The commonly held notion of the brain’s dependence on carbohydrates for proper operation is sometimes reinforced by the idea that since the brain functions with glucose, it must thus require this glucose on account of that fact. The flaw in this argument is that glucose is not essential for the brain’s functioning. It functions quite well on ketones. Put differently, the supposed necessity for glucose by the brain is reliant on the fuel sources that somebody compromises on when they select their diet. A diet that is high in carbohydrates and protein that makes up more than 30% of the energy intake will make the brain use glucose as its primary source of fuel.

Some cells within the body do indeed require glucose. An illustration of this would be red blood cells, portions of the kidney, and the epithelial cells that enclose the lens of the eye, which primarily rely on glycolysis because they don’t possess mitochondria and as a result, depend on glucose to operate. It holds true that the fast-twitch muscle fibers employed in activities such as weight lifting and sprinting have fewer mitochondria when compared to the slow-twitch muscle. In all of these scenarios wherein glucose is oxidized to lactate, the body has an option to make. Cells with mitochondria can further break down the lactate to carbon dioxide and water, or the organism can restore the lactate to glucose.

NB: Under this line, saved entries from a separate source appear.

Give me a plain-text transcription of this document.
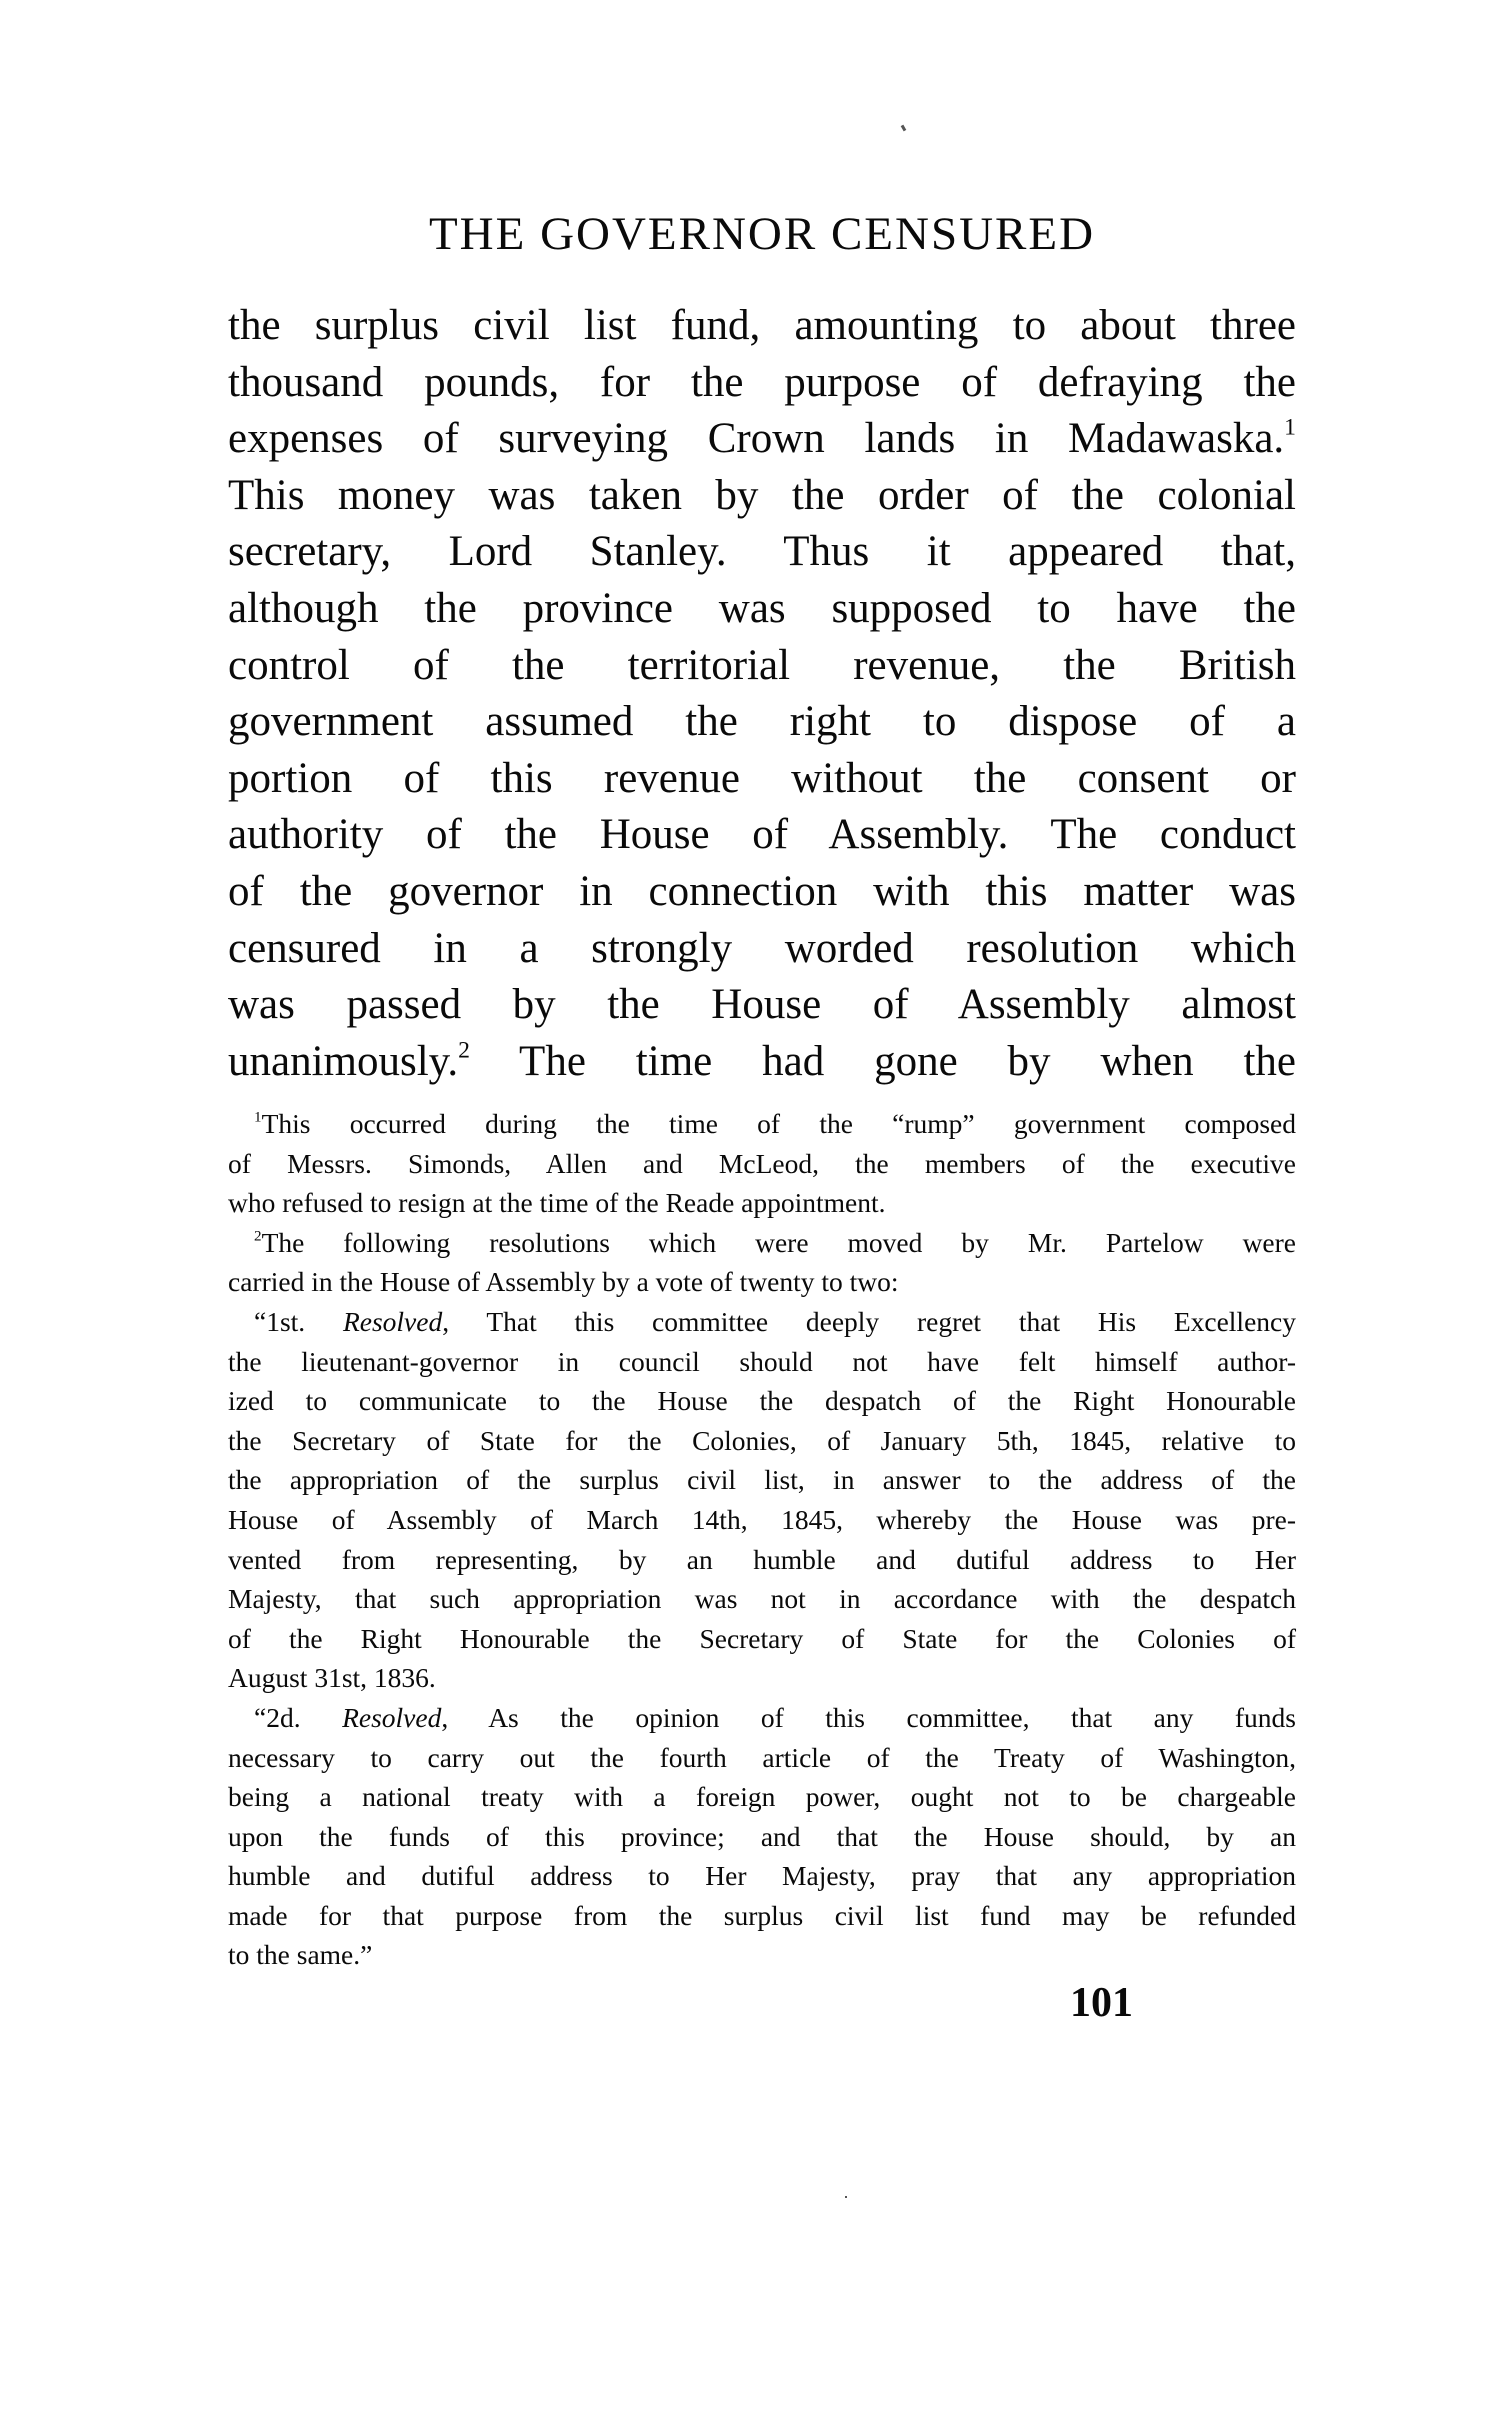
THE GOVERNOR CENSURED
the surplus civil list fund, amounting to about three
thousand pounds, for the purpose of defraying the
expenses of surveying Crown lands in Madawaska.$^1$
This money was taken by the order of the colonial
secretary, Lord Stanley. Thus it appeared that,
although the province was supposed to have the
control of the territorial revenue, the British
government assumed the right to dispose of a
portion of this revenue without the consent or
authority of the House of Assembly. The conduct
of the governor in connection with this matter was
censured in a strongly worded resolution which
was passed by the House of Assembly almost
unanimously.$^2$ The time had gone by when the
$^1$This occurred during the time of the “rump” government composed
of Messrs. Simonds, Allen and McLeod, the members of the executive
who refused to resign at the time of the Reade appointment.
$^2$The following resolutions which were moved by Mr. Partelow were
carried in the House of Assembly by a vote of twenty to two:
“1st. Resolved, That this committee deeply regret that His Excellency
the lieutenant-governor in council should not have felt himself author-
ized to communicate to the House the despatch of the Right Honourable
the Secretary of State for the Colonies, of January 5th, 1845, relative to
the appropriation of the surplus civil list, in answer to the address of the
House of Assembly of March 14th, 1845, whereby the House was pre-
vented from representing, by an humble and dutiful address to Her
Majesty, that such appropriation was not in accordance with the despatch
of the Right Honourable the Secretary of State for the Colonies of
August 31st, 1836.
“2d. Resolved, As the opinion of this committee, that any funds
necessary to carry out the fourth article of the Treaty of Washington,
being a national treaty with a foreign power, ought not to be chargeable
upon the funds of this province; and that the House should, by an
humble and dutiful address to Her Majesty, pray that any appropriation
made for that purpose from the surplus civil list fund may be refunded
to the same.”
101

Evidence That the Brain Can Function on Ketones

Observing humans, it can be determined that their brains can carry out normal mental functions for a period of 1-2 months even if they haven’t eaten anything, which is evidence of their capacity to survive on ketones. It is interesting to note that when an individual is starving for an extended period of time, they suffer a decline in their muscle mass and capacity of other crucially important physical components. The brain is not affected at all by the body’s metabolism that is triggered by hunger and results in a reduction of resources. Results of sophisticated investigations that looked into the amount of glucose and ketones in the blood that enters and exits the brain showed that ketones are capable of providing the majority of energy that the brain needs. Despite extended periods of fasting, the blood glucose level remains within the ‘routine’ range; therefore, these observations did not disprove that the keto-adapted mind needs a bit of glucose to function.

The question of how mental function is affected when blood glucose is drastically reduced was investigated many years ago by two distinguished research teams. This was done by running experiments on people who had adapted to a starving state, and reducing their blood glucose with an infusion of insulin.

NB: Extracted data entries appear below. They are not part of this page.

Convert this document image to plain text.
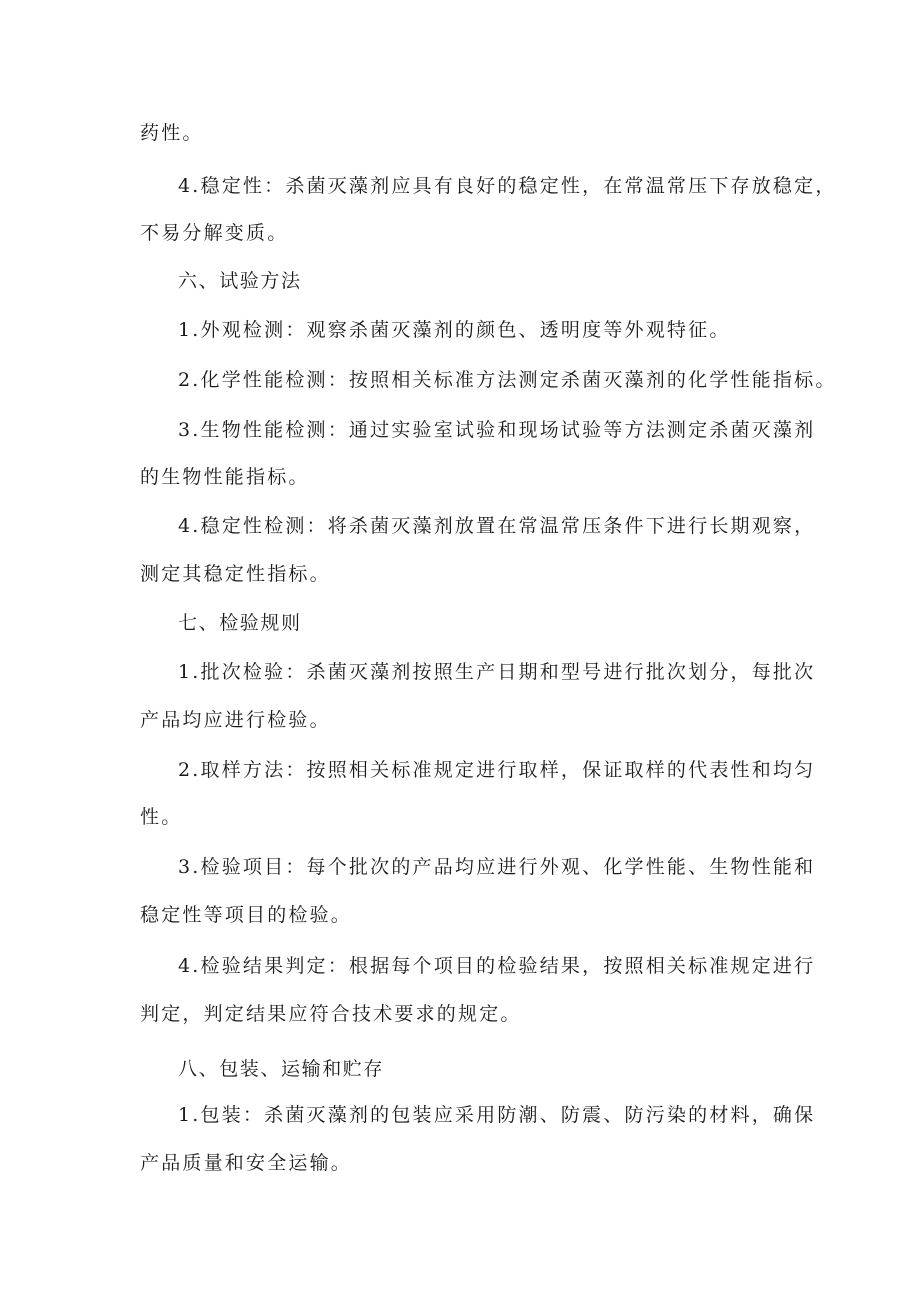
药性。
4.稳定性：杀菌灭藻剂应具有良好的稳定性，在常温常压下存放稳定，
不易分解变质。
六、试验方法
1.外观检测：观察杀菌灭藻剂的颜色、透明度等外观特征。
2.化学性能检测：按照相关标准方法测定杀菌灭藻剂的化学性能指标。
3.生物性能检测：通过实验室试验和现场试验等方法测定杀菌灭藻剂
的生物性能指标。
4.稳定性检测：将杀菌灭藻剂放置在常温常压条件下进行长期观察，
测定其稳定性指标。
七、检验规则
1.批次检验：杀菌灭藻剂按照生产日期和型号进行批次划分，每批次
产品均应进行检验。
2.取样方法：按照相关标准规定进行取样，保证取样的代表性和均匀
性。
3.检验项目：每个批次的产品均应进行外观、化学性能、生物性能和
稳定性等项目的检验。
4.检验结果判定：根据每个项目的检验结果，按照相关标准规定进行
判定，判定结果应符合技术要求的规定。
八、包装、运输和贮存
1.包装：杀菌灭藻剂的包装应采用防潮、防震、防污染的材料，确保
产品质量和安全运输。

For both investigations, heavily overweight people who had not eaten anything and were constantly monitored while staying in a hospital for between 30 and 60 days were studied. Drenick et al. examined nine individuals who had a concentration of BOHB in the 7–8 mM range; intravenous insulin was then given to the participants in order to decrease their blood glucose to an average of 36 mg/dl (with some achieving as low as 9 mg/dl). Although the hypoglycemia was extreme enough to be linked to coma or death, none of the patients experienced any indications of low blood sugar. Furthermore, although blood glucose levels dropped intensely but briefly, levels of urinary catecholamines that indicate the body’s resistance against low blood sugar were not elevated.